Any treatment that recruits the body’s native stem cells or adds new stems cells to the body, however, poses a risk of uncontrolled tissue growth. Experimental and unregulated stem cell therapies have resulted in brain tumors, for example, as well as bones growing in eyelids. But in this case, Sharpe says, the amounts of drug used are so tiny that the risk of unwanted growth is minimal. Celiz agrees the danger is small but he says rigorous testing in lab animals and clinical trials should be done to rule out potential side effects.
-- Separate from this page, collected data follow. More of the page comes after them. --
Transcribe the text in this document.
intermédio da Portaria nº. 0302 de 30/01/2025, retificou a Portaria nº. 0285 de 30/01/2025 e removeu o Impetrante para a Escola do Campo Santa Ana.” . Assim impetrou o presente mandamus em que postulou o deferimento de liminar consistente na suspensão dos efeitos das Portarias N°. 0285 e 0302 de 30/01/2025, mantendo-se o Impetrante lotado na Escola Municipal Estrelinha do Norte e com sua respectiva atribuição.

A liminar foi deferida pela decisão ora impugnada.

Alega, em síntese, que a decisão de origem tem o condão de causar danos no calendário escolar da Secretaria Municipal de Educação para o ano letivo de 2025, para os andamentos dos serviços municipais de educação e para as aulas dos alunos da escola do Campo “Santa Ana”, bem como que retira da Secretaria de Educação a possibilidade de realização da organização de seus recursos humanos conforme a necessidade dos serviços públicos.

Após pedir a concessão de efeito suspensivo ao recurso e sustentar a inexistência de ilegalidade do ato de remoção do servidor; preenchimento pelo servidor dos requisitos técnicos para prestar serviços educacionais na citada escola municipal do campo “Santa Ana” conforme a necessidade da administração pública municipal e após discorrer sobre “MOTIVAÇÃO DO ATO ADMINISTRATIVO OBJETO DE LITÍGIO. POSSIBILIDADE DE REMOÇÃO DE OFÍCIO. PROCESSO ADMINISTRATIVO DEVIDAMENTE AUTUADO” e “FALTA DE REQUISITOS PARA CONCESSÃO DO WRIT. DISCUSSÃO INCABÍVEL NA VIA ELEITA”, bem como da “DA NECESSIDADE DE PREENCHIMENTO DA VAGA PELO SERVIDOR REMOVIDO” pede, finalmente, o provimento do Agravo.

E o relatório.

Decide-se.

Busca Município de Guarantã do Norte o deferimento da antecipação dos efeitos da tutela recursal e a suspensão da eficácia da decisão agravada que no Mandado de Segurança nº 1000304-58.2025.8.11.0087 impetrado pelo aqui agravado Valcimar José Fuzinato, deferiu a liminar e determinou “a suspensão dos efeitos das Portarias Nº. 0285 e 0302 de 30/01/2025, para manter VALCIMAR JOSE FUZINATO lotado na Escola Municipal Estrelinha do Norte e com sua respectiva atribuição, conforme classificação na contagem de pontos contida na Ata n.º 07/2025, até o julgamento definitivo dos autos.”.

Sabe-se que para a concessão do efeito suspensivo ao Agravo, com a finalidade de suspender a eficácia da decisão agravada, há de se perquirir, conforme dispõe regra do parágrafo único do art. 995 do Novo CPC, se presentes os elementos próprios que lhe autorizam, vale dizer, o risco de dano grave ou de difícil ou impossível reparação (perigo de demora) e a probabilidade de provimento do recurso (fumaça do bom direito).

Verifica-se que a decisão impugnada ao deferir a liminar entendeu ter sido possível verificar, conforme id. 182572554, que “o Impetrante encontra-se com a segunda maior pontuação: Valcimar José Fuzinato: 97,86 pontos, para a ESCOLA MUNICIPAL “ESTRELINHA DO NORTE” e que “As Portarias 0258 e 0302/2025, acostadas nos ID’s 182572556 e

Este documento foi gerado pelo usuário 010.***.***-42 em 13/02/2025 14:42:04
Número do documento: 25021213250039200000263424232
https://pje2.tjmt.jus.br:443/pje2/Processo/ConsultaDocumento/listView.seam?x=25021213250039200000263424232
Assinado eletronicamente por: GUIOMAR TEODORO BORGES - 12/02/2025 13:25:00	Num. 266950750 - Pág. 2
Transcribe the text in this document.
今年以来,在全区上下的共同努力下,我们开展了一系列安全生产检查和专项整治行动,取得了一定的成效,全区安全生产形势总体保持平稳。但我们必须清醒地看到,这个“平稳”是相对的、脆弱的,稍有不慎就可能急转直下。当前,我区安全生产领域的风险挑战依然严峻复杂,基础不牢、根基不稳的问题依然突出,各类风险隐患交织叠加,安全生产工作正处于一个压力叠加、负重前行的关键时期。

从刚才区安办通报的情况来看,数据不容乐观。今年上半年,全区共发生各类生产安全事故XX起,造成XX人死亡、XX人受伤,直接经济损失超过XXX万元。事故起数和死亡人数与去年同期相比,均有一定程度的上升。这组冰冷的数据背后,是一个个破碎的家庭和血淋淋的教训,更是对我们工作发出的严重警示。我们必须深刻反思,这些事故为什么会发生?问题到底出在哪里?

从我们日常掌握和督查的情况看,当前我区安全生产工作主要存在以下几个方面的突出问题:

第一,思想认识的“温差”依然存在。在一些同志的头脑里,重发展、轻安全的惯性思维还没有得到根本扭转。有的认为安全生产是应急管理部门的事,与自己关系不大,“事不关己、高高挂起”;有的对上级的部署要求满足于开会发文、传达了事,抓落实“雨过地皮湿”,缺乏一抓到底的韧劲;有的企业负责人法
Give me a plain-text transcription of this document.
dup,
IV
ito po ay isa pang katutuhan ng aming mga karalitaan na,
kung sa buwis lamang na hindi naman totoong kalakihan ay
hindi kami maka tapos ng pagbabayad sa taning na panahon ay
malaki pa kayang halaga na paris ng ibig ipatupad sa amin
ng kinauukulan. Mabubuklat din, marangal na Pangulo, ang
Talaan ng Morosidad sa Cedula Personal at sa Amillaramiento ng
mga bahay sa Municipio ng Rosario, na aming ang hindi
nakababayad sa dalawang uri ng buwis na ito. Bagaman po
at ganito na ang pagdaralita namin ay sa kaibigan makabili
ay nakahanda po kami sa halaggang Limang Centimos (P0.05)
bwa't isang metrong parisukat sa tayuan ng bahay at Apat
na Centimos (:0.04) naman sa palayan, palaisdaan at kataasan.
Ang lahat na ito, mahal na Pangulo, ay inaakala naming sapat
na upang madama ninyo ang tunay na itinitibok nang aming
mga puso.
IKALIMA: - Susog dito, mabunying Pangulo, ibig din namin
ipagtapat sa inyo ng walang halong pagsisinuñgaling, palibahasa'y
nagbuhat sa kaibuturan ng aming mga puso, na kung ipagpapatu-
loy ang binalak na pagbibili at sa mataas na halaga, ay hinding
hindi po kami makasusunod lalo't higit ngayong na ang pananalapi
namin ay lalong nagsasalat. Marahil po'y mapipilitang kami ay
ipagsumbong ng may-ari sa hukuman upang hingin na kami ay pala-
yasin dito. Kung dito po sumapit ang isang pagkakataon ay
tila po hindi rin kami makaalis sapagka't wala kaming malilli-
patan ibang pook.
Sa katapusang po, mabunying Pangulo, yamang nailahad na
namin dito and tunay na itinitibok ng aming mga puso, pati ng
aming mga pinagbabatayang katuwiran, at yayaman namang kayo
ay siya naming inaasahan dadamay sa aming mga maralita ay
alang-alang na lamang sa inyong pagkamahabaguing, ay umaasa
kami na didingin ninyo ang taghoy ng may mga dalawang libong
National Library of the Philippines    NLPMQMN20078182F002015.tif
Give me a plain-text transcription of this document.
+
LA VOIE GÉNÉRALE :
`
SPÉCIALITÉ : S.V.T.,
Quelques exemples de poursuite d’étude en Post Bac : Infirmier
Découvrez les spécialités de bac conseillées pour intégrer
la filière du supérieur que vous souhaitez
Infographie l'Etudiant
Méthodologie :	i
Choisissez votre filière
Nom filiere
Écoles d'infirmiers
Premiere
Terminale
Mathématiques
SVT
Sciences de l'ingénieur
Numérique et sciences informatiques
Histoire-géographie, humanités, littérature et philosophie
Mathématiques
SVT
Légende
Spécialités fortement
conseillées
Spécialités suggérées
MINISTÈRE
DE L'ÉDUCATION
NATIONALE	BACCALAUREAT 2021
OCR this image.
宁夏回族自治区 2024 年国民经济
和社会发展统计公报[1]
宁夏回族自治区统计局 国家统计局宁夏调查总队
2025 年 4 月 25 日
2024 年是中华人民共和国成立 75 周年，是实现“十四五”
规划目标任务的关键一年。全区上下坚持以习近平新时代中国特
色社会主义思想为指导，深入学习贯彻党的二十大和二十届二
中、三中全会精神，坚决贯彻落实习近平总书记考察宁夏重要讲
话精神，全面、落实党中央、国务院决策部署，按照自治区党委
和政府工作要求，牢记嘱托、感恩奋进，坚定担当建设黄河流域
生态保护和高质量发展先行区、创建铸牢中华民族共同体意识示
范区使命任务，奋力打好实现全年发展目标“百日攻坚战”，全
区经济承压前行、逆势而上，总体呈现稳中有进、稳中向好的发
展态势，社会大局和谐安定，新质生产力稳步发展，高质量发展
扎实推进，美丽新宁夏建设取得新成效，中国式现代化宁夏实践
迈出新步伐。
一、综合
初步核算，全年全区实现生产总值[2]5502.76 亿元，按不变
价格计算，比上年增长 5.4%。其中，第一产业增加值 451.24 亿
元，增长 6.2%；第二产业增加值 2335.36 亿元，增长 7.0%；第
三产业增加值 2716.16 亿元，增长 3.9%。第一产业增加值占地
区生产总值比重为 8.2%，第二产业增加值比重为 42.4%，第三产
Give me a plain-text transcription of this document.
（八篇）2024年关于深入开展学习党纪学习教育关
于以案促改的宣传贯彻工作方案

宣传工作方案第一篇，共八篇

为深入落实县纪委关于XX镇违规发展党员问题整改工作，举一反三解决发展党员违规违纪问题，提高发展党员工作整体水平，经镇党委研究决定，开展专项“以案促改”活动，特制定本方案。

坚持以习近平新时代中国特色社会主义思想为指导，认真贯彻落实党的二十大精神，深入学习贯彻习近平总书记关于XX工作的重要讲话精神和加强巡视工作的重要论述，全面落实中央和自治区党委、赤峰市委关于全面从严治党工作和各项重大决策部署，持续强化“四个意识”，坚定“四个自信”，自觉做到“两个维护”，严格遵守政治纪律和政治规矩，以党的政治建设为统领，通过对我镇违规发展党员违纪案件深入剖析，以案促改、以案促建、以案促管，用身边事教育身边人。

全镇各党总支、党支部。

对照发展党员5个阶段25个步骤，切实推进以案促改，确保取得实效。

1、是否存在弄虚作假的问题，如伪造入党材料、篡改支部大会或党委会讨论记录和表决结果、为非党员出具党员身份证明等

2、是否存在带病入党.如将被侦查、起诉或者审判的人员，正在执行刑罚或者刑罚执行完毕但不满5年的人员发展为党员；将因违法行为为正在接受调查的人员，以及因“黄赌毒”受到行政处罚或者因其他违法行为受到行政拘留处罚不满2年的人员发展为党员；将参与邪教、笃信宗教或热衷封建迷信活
Since publishing their initial study Sharpe and his colleagues have tested their regenerative technique on rats. (Because those rodents have larger teeth than mice, a drilled rat molar better approximates human tooth decay.) The treatment worked just as well on the rats as it had on the mice, Sharpe says, but the data has not yet been published. Now Sharpe’s team is investigating a larger group of candidate drugs in order to determine whether another medication works better than those already tested, and to determine the optimal dose. They are also developing an alternative delivery system that is more amenable to modern dental practices: The chosen drug will be dissolved in a gel that is injected into a cavity and bathed with ultraviolet light to solidify it—a quick and easy procedure similar to one dentists already use to seal and repair teeth.
In order to formally introduce this treatment to modern dentistry, however, the researchers will need to perform clinical trials with human patients. Such work is at least several years away, Sharpe says. But some of the drugs he might consider are already approved for other uses in humans, which he hopes could expedite the process for eventual approval. “A lot of dental treatments are still in the dark ages,” Sharpe says. “It’s time to move on.”